La matrice della noia e della paura
Uno degli argomenti cruciali di questo blog è il fatto che la bici è speciale perché aiuta ad avere uno sguardo nuovo sulle cose. Non saprei dire come mai proprio in bici capitano queste epifanie, ma a me capitano più spesso in bici che a piedi o in macchina.
Sono uscita in bici nel primo pomeriggio e mi sono diretta verso Mongardino. Per togliermi prima da traffico e smog ho imboccato via Nugareto, una strada che strappa con salite molto ripide. Passa in mezzo a boschi e radure, e a qualche gruppo di case sparse. Il cielo era coperto e grigio, e c’era un po’ di bruma. Per distrarmi dalla salita ho acceso un po’ di musica, ma l’ho spenta subito perché avevo bisogno di monitorare la situazione con tutti i miei sensi.
C’era qualcosa di intrigante in quel paesaggio spoglio, un’asprezza arcaica e un tantino intimidente. Passando sotto a una radura ho visto un recinto ricavato da un gruppo di alberi circondati con una rete fitta, e mi sono chiesta se servisse a tenerci un animale. Forse per il colore del cielo e l’aspetto da brughiera dei dintorni mi sono figurata che fosse il recinto del mastino dei Baskerville. Ho anche abbassato la testa per cercare di vedere le zampe sotto alla rete, ma purtroppo non c’era nessuno. O forse non l’ho visto io. Poco dopo il bosco, altre due case sparse, una sopra la strada e una sotto, all’incrocio con un’altra strada che tornava in giù per i calanchi. Ho guardato incuriosita il cortile deserto, le finestre chiuse, una specie di edicola di pietra presso il cancello, e anche quel vecchio casolare mi ha stuzzicato l’immaginazione.

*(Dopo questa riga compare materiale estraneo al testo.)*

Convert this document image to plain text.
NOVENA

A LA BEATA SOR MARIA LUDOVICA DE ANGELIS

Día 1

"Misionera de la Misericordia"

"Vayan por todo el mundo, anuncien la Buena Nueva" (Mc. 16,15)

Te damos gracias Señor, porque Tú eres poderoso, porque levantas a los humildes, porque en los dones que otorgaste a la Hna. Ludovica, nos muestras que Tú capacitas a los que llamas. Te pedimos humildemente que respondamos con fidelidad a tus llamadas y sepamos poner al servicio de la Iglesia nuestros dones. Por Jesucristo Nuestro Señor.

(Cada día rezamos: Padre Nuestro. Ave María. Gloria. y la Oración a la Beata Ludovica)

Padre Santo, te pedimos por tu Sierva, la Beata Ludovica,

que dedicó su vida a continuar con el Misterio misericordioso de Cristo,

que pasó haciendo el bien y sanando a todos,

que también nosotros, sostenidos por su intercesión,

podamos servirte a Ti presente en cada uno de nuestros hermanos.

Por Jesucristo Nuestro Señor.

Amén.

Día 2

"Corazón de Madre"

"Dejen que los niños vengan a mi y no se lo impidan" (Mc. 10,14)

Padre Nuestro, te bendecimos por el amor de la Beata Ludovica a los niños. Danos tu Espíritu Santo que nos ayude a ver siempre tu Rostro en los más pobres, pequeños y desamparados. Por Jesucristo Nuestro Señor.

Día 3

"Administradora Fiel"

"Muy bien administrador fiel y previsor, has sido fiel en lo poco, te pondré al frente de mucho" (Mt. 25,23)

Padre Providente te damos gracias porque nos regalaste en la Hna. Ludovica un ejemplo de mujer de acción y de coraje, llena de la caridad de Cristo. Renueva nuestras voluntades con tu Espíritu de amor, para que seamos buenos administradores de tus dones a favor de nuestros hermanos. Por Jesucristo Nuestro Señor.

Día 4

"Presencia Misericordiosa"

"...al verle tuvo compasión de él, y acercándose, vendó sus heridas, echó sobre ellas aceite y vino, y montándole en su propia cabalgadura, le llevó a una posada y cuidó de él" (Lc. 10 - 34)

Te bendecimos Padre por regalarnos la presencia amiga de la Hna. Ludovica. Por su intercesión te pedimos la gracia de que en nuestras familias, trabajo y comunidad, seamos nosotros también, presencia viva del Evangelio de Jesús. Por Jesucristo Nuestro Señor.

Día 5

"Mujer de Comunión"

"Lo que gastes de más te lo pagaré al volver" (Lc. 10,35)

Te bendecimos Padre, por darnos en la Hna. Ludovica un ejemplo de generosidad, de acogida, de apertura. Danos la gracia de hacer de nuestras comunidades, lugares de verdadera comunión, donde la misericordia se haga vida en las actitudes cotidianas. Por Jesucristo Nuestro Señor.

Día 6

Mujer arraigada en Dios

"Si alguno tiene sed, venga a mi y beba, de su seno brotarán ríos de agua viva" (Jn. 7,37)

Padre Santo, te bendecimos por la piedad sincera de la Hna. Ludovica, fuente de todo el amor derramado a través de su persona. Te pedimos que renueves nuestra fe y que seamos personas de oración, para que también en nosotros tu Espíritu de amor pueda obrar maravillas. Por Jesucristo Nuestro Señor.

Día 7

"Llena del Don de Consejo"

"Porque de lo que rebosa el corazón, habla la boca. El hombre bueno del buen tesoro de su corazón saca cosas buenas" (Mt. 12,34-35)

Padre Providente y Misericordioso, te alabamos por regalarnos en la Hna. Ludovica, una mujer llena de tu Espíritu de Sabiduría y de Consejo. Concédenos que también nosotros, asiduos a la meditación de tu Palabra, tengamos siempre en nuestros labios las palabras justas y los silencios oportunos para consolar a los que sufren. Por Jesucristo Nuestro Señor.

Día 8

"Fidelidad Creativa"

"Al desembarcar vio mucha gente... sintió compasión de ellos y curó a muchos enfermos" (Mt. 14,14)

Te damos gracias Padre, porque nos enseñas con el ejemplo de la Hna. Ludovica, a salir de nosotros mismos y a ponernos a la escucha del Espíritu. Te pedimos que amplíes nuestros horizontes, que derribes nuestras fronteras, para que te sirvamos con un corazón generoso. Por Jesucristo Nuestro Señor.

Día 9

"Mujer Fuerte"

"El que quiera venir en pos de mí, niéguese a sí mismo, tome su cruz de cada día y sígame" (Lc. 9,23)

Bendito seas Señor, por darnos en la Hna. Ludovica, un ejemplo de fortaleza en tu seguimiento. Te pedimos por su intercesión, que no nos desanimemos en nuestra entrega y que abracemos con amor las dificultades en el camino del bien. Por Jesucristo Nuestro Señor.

Così mi sono resa conto che la matrice della noia è anch’essa dentro gli occhi con cui guardiamo le cose. Tante volte crediamo di conoscere ciò che ci circonda e non gli diamo la possibilità di stuzzicarci e sorprenderci. Poi andiamo in viaggio da qualche parte, ammiriamo panorami, edifici, genti e culture e ci diciamo “ecco, questo sì che è interessante!”. E indubbiamente lo è, ma forse lo è proprio perché lo stiamo guardando con uno sguardo aperto e in cerca di novità e di sorprese.
Mongardino, seriamente? Una frazione di Sasso Marconi, un noioso frammento del cortile di casa. Ci vengo solo perché siamo in inverno ed è vicino e adatto a un giro breve, ma non gli darei un soldo bucato. E invece, tutto al contrario. Mi sono goduta il panorama selvaggio e ho dato il beneficio del dubbio ai suoi abitanti, mi sono chiesta quali e quante storie avrebbero da raccontare.

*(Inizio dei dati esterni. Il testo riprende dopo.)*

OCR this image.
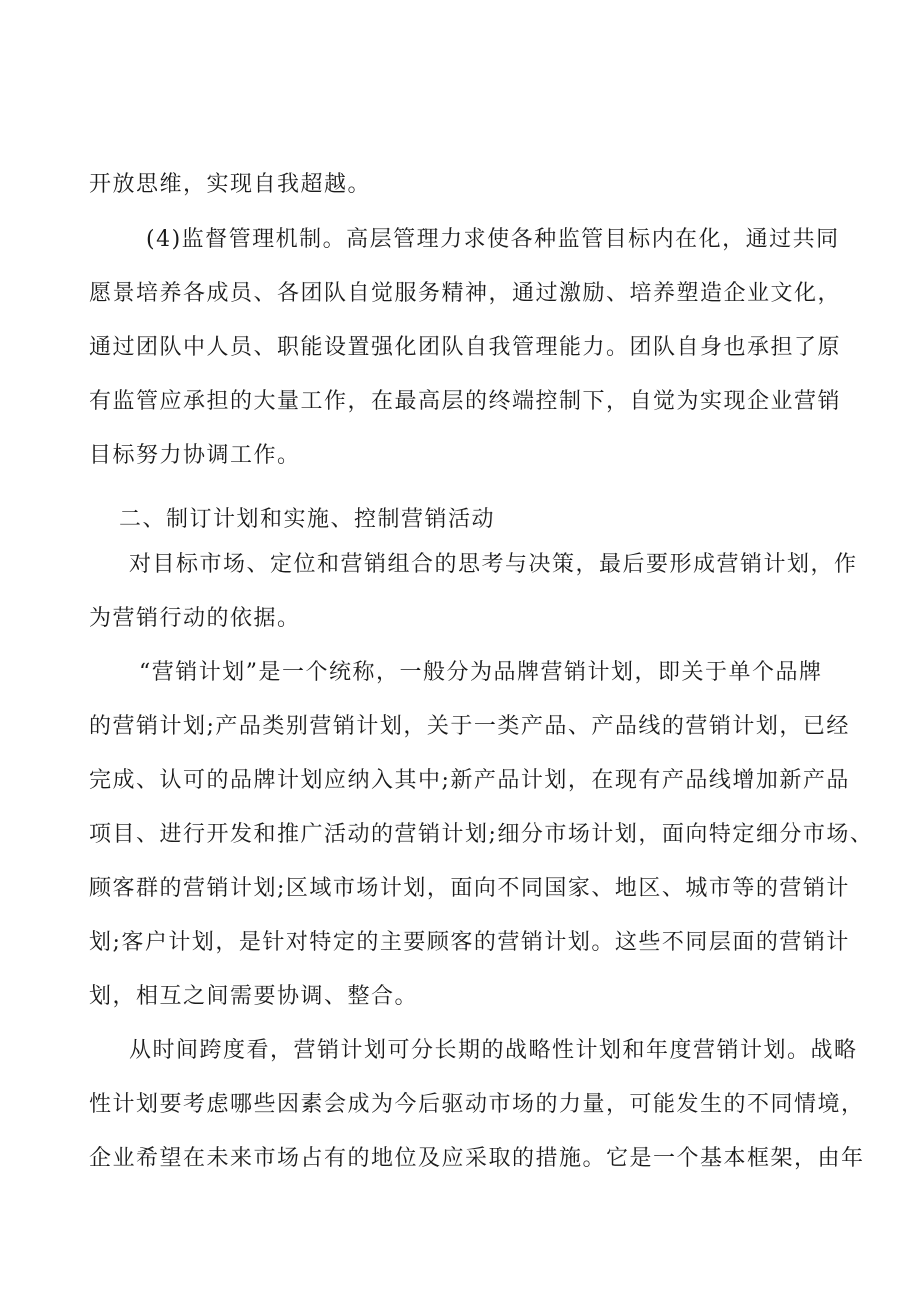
开放思维，实现自我超越。
(4)监督管理机制。高层管理力求使各种监管目标内在化，通过共同
愿景培养各成员、各团队自觉服务精神，通过激励、培养塑造企业文化，
通过团队中人员、职能设置强化团队自我管理能力。团队自身也承担了原
有监管应承担的大量工作，在最高层的终端控制下，自觉为实现企业营销
目标努力协调工作。
二、制订计划和实施、控制营销活动
对目标市场、定位和营销组合的思考与决策，最后要形成营销计划，作
为营销行动的依据。
“营销计划”是一个统称，一般分为品牌营销计划，即关于单个品牌
的营销计划;产品类别营销计划，关于一类产品、产品线的营销计划，已经
完成、认可的品牌计划应纳入其中;新产品计划，在现有产品线增加新产品
项目、进行开发和推广活动的营销计划;细分市场计划，面向特定细分市场、
顾客群的营销计划;区域市场计划，面向不同国家、地区、城市等的营销计
划;客户计划，是针对特定的主要顾客的营销计划。这些不同层面的营销计
划，相互之间需要协调、整合。
从时间跨度看，营销计划可分长期的战略性计划和年度营销计划。战略
性计划要考虑哪些因素会成为今后驱动市场的力量，可能发生的不同情境，
企业希望在未来市场占有的地位及应采取的措施。它是一个基本框架，由年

Così ho pensato ai sentimenti della noia e della paura come ai due estremi di uno spettro accomunati dal fatto di essere generati da un’attitudine passiva o reattiva alle cose “note” e a quelle “ignote”. Infatti a volte mi è anche capitato il contrario, che pure davanti a uno spettacolo perfetto non ci ho ricavato soddisfazione o meraviglia.
La strada continuava a salire, così ho usato utilmente il mio tempo per disegnarmi nella mente la matrice della noia e della paura, che riporto qui:
Spiegazione dello schema: ci sono due tipi di situazioni, e due tipi di atteggiamenti. Ci sono le situazioni “note” (o presunte tali) e le situazioni “ignote”. La nostra risposta emotiva a queste situazioni dipende dallo sguardo con cui le guardiamo. Il problema è che lo sguardo che il più delle volte ci viene di istinto è “reattivo”, parte dai nostri preconcetti e tende a confermarli. Conosco questo posto, non mi dice niente. Conosco questa persona, non mi interessa. E all’estremo opposto dello spettro, l’atteggiamento reattivo davanti all’ignoto è di diffidenza, senso di minaccia: e da qui il sentimento della paura.
Lo sguardo proattivo invece guarda tutto con curiosità, cerca il dettaglio nuovo e interessante in quello che vede anche se lo conosce già, e cerca come può rispondere attivamente alla situazione ignota, invece di farsi travolgere dalla paura.
Credits: la distinzione tra essere reattivi e proattivi viene dal libro di Stephen R. Covey, The 7 habits of highly effective people.